Après un long temps d’indifférence, la photographie est soumise aujourd’hui à l’analyse passionnée des spécialistes de tous horizons.
La photographie est définitivement un Art majuscule, soumis aux questionnements des philosophes, des historiens, des sociologues, des sémiologues dont les analyses sont le plus souvent éblouissantes.
Au point de nous brouiller la vue.
Comme l’éclair du flash nous aveugle un instant, nous restons stupéfiés devant les images désormais surchargées de commentaires critiques, dont les intentions minimales sont traquées, fouillées, interprétées, nous faisant perdre le fil de la lecture essentielle, innocente, émotionnelle.
Avec Jean-Claude Gautrand, la lecture d’une œuvre photographique reprend son naturel.
Il parle tout simplement de ce qu’il connaît très bien.
Il nous entraîne sur des chemins qu’il a fréquentés depuis si longtemps qu’avec lui on est sûrs de ne pas se perdre.
Sa phénoménale culture photographique a été acquise sur le terrain, dans la fréquentation des artistes dont il partageait le métier, la vie quotidienne, les cheminements laborieux et – c’est essentiel – l’amitié.
Il a accompagné l’histoire de ces photographes-là, il en fait partie, il est un des leurs.
Lorsqu’on lui a ouvert la porte de l’atelier, on savait bien qu’il était en terrain de connaissance.
Jean-Claude, nous le connaissions bien, il est une des voix essentielles de la vie photographique à Paris depuis de très nombreuses années.
Nous savions bien qu’il avait déjà beaucoup fréquenté cet atelier quand notre père était en action, que le nombre de 450 000 négatifs de la collection n’était pas encore figé pour l’éternité.
Il avait assisté à la constitution artisanale de cette œuvre, il en connaissant l’histoire et pouvait mieux que personne la replacer dans un contexte historique mais aussi en dégager le ton, la petite musique, cette humeur mystérieuse du photographe qui semble imprégner les images, leur donner ce supplément d’âme qui échappe à l’analyse et fait naitre l’émotion.
Jean-Claude Gautrand a donc commencé un travail de recherches là où se situe le plus souvent le point d’arrivée des études.
La confiance que nous avions en son travail, l’amitié que nous lui portions, nous a poussées à lui montrer des images dont l’archivage n’est pas encore totalement achevé ou documenté.
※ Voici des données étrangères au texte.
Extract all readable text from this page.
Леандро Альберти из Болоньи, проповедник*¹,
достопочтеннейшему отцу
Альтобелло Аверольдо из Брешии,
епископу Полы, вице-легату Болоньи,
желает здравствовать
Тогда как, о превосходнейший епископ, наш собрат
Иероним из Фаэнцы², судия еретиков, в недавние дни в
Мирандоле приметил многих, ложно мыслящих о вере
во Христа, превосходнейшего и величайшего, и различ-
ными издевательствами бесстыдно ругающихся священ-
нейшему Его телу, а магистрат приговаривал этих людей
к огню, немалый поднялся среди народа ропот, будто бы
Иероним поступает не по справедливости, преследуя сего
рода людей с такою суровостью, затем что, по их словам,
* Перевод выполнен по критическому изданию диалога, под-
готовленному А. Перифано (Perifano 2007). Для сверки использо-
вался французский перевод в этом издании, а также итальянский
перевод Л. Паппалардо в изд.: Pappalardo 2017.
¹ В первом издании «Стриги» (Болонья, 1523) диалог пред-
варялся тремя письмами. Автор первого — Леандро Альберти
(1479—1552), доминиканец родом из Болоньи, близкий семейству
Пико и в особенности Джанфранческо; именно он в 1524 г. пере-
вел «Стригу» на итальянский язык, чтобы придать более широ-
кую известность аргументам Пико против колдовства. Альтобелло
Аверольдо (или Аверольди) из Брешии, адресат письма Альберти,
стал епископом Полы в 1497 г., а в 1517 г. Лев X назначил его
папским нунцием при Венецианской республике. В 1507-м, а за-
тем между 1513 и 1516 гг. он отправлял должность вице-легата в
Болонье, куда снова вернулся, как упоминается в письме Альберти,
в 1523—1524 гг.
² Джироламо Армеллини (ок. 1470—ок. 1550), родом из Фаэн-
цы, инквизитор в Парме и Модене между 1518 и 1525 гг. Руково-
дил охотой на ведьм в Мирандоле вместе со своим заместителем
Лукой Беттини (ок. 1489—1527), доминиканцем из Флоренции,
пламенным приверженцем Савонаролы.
Il a eu accès aux toutes premières photographies en noir et blanc des années 1930, aux images inconnues en couleurs des années 1960 dont le répertoire est en cours.
Après avoir accumulé les images qu’il connaissait, visité soigneusement les sujets moins publiés, découvert parfois avec une jubilation contagieuse des images inconnues, il a constitué une large sélection dans laquelle il a su tailler les petites branches avec une implacable précision.
Il a fait alors le choix le plus modeste : celui de la lecture chronologique qui éclaire d’un coup la cohérence du travail du photographe, en le situant précisément dans son histoire. Normal.
Lorsque ce que l’on appelle le “chemin de fer” du livre fut en place, c’est-à-dire l’ordre dans lequel les images vont être vues, c’est encore l’effacement qui fut l’option choisie par Jean-Claude. Il privilégierait les citations, offrant au lecteur les images et le commentaire du photographe. Pourquoi essayer de redire ce qui l’a déjà été par celui à qui on doit donner la parole ? Logique.
Il a ensuite composé une maquette fluide et graphique, vis-à-vis astucieux, jeux des formes et des lumières comme le faisait notre père à sa table de l’atelier pour chaque projet d’édition.
Cette accumulation d’effacements, d’interventions attentives et modestes, de choix discrets compose aujourd’hui un des ouvrages les plus personnels et les plus complets publiés sur un photographe dont la bibliographie est pourtant pléthorique.
« Pour un photographe, les soixante-dix premières années sont assez difficiles, après ça va mieux », s’amusait notre père dont l’élégante désinvolture cachait un quotidien de travailleur acharné.
On ne peut s’empêcher de penser à lui en voyant travailler Jean-Claude Gautrand.
Détendu, souriant, disponible comme on ne l’est plus jamais, l’œil aiguisé et l’attention toujours en alerte, il n’a pas pu nous abuser trop longtemps : on a parfaitement reconnu les indices du travailleur infatigable.
Suivez-le avec une totale confiance, c’est avec une grande simplicité et l’assurance tranquille que donne une connaissance érudite du sujet qu’il va vous emmener là où lui seul pouvait aller : derrière le miroir.